Whitefont all unaired in the U.S. ep discussion, identifying it as such, and including the show and ep title in blackfont.
Blackfont is allowed after the show has aired on the east coast.
This is NOT a general TV discussion thread.
Hooray for the Eureka pilot podcast! It'll be great to hear more from Jordan.
I'm not sure if anyone here reads the Eureka board over on SciFi's site, but there is a raging debate in several threads about how the events in the finale would have created a paradox that throws the whole timeline into and endless loop
I'm kind of curious to see if this gets addressed at all next season. There are a lot of fans that have had plenty of exposure to space-time problems in other shows and have a certain understanding of how they would usually work. The finale breaks the traditional rules. If it never gets discussed then I'm giving it a hand wave and saying the artifact was involved so the normal rules do not apply.
(Edited to add link.)
Nobody to watch BSG with tonight? Just look up a Frak Party.
Weird that the Kim killing incident would cause him to get fired only in the universe where she was saved-- or did he get fired in the season finale (Do I need to rewatch)?
He hasn't been fired back in the main timeline...yet.
Weird that the Kim killing incident would cause him to get fired only in the universe where she was saved-- or did he get fired in the season finale (Do I need to rewatch)?
It may be that the investigation into Kim's death revealed other corner cutting measures that he was fired for.
Okay, this amuses me. A Frakkin Toaster T-Shirt.
I was surprised that the official site is selling "FRAK OFF" shirts. Heh.
The part I am confused by is that in the other timeline, Kim's death
did not happen
, so there could be no invesitgation for him to get fired over (at least not for that reason)

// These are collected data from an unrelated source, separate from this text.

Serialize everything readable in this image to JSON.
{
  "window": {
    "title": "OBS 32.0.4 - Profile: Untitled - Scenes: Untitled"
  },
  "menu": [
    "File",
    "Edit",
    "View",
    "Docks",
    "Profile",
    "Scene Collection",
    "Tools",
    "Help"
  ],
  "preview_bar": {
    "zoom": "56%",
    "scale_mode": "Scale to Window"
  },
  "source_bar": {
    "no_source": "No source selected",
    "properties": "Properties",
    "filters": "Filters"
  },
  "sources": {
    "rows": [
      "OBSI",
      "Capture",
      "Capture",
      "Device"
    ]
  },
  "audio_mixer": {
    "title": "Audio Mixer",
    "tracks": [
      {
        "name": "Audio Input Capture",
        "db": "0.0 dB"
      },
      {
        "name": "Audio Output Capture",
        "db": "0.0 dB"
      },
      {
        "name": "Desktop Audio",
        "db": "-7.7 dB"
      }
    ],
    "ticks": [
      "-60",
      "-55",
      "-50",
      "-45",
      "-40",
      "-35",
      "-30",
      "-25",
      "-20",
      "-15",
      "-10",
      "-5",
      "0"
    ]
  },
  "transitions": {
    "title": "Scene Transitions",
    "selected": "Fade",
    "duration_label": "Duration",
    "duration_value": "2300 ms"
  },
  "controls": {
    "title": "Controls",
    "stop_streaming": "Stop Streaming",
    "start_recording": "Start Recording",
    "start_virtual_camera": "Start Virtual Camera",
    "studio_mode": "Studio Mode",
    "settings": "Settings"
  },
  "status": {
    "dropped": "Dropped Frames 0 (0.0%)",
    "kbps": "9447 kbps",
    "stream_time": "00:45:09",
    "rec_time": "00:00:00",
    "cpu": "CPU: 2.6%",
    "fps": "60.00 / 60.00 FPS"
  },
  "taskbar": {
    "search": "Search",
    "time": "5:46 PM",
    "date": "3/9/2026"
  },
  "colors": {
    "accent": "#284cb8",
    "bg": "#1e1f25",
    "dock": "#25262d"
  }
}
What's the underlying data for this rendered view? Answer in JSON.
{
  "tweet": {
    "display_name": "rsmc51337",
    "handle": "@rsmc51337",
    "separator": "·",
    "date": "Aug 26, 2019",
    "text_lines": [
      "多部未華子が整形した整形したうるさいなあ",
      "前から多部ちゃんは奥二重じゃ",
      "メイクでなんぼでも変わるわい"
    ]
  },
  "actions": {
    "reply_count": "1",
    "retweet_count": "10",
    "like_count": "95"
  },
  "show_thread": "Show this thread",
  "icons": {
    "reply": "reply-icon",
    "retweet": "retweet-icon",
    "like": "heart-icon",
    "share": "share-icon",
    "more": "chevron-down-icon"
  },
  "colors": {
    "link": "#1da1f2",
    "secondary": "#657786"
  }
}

There was still an explosion though, right? Since the KimLives!Timeline ended up with a sample of the artifact, I assumed that Henry hadn't stopped the experiment, just pulled Kim out of the way of the blast.
I got the impression that Stark was not fired for the incident with Kim, but that after that he continued to with his obession, which eventually got him fired. Maybe Kim's death teaches him a lesson and keeps him from going down that path in the new timeline?